Suzanne Zuber was raised in the rich cultural landscape of Munich, Germany, and trained in New York City, where she specialized in the history and practice of Modern and Contemporary art and design. For the past fifteen years, she has conducted research, coordinated exhibitions and publications, written, and educated at art museums in Germany and North America. Suzanne is a native speaker of English and German, and her translations of art texts have been published in print and online by major cultural and government institutions for almost a decade. She recently translated an academic publication, Enlightenment all the Way to Heaven, on Enlightenment philosophy and theology (German to English).
In collaboration with two museums and the Swiss art special-ist Walter Feilchenfeldt, Ms. Zuber reconstructed and contextualized the Impressionist art collection of the famed German author Erich Maria Remarque, who lived as an exile in America from WWII onwards. The resulting publication, Remarque's Impressionists, sheds light on the lives and collections of European cultural figures and their art dealers, their influence on the American Art market of the 1940s, and transnational collecting during and after World War II.

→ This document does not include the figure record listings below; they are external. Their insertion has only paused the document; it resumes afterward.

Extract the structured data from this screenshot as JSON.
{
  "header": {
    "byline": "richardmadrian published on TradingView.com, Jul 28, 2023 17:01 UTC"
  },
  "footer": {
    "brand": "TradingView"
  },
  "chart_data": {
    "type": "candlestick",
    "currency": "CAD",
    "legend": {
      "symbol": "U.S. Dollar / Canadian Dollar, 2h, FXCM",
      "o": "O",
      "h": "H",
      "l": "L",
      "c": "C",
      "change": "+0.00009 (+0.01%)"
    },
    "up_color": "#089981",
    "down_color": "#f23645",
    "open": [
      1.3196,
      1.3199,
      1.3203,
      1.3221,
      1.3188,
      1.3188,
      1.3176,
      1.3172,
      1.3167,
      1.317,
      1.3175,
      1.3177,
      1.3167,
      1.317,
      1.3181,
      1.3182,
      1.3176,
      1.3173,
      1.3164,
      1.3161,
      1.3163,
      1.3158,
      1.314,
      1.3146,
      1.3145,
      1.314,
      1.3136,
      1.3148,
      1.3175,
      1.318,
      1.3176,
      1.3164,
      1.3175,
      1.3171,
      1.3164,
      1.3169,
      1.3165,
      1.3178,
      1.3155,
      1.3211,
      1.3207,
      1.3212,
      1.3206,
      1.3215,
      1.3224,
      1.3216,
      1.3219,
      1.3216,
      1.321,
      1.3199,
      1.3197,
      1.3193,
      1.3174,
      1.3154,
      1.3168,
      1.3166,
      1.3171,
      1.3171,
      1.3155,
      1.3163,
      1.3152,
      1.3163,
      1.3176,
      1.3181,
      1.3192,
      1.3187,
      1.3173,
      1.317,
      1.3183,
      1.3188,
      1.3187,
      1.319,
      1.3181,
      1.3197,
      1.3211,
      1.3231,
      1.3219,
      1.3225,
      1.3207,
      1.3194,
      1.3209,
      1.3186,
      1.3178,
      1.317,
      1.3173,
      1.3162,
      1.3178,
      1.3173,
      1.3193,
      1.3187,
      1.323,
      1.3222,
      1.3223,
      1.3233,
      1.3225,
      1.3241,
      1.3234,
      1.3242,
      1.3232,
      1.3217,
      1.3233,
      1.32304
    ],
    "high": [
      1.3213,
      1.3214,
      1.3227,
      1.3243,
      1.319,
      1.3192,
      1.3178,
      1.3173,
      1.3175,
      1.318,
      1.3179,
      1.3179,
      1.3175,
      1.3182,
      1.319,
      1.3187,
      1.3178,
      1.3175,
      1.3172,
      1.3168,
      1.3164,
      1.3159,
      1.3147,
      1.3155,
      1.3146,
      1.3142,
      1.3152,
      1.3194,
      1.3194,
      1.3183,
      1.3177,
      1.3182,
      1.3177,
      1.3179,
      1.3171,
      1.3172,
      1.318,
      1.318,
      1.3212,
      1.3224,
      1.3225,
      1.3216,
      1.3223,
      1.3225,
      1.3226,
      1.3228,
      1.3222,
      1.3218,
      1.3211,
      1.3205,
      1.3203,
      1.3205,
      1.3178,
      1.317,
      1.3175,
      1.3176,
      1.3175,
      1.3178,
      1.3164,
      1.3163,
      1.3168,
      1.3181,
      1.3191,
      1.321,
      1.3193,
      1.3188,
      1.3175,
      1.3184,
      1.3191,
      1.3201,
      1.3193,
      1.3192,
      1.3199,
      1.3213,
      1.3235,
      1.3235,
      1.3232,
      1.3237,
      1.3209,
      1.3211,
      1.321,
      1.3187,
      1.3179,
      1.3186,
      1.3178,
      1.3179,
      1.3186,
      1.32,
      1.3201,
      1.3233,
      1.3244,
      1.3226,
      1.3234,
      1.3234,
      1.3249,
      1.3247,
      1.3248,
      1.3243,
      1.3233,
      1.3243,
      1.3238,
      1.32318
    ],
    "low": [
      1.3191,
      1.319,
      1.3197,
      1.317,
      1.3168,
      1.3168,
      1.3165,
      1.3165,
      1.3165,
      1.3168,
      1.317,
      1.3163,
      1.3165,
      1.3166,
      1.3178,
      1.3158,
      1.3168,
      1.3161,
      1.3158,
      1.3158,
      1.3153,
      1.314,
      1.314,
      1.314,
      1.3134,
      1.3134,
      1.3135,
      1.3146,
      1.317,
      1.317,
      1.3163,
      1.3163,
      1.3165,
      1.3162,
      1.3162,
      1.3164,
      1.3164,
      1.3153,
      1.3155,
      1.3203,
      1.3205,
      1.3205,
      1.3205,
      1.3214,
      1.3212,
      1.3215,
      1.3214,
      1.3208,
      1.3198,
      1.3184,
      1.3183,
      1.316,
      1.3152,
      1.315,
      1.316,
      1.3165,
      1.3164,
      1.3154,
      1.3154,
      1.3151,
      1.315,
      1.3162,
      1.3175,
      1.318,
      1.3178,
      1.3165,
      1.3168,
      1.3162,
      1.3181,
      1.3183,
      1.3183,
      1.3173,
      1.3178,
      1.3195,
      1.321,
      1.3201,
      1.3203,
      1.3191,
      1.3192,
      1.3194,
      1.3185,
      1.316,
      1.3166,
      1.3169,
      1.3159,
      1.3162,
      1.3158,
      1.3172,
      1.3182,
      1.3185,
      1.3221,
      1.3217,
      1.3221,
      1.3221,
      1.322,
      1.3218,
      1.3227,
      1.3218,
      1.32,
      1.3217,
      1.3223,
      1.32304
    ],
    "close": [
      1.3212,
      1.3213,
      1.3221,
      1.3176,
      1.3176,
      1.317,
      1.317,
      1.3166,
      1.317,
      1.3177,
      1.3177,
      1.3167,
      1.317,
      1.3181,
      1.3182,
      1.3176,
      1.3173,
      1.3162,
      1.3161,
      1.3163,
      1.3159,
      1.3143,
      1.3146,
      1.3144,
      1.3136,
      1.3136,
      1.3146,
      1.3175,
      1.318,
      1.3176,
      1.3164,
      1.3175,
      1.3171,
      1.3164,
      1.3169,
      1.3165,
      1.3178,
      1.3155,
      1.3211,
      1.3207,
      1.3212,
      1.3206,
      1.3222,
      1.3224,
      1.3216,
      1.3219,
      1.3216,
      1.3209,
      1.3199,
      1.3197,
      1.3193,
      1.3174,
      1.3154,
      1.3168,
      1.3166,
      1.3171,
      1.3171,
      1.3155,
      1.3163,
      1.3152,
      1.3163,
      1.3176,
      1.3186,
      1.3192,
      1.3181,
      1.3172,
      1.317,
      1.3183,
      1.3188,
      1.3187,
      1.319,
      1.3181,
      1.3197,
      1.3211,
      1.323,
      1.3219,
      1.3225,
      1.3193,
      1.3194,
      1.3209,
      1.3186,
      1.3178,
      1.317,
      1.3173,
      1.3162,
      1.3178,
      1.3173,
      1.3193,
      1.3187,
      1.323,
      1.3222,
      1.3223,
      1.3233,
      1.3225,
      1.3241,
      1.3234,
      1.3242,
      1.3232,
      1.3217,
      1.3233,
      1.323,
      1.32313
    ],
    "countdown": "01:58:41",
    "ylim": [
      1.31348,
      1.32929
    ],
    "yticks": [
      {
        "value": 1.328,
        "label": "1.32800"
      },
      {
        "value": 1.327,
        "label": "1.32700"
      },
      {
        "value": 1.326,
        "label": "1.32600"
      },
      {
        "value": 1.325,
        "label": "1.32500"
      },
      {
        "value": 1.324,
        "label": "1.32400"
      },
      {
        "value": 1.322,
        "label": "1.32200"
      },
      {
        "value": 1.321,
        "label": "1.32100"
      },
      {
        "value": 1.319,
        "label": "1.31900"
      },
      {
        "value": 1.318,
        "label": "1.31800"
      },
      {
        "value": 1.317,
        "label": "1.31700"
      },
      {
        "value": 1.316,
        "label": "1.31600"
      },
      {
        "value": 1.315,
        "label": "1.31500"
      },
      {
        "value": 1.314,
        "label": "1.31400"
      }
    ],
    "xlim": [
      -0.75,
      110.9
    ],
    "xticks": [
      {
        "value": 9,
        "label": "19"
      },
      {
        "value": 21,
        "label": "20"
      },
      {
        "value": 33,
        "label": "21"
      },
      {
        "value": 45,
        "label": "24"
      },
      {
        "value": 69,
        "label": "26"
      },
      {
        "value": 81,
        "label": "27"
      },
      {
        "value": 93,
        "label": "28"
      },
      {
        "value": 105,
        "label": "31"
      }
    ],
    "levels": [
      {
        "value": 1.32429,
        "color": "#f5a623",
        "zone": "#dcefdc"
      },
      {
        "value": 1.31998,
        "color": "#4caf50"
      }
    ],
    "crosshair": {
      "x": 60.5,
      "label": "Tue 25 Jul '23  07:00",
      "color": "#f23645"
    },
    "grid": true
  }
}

Other topics of research have included the reception of German and Austrian Expressionism in the USA after World War II; the Ger-man Impressionist Max Liebermann; Ecole de Paris artist Amedeo Modigliani and the role of Sephardic Jewish identity in his oeuvre; the actress Sarah Bernhardt and her role as the first modern celebrity and patron of fin de siècle French art; South African artist William Kentridge and the aesthetics of postcolonial apartheid.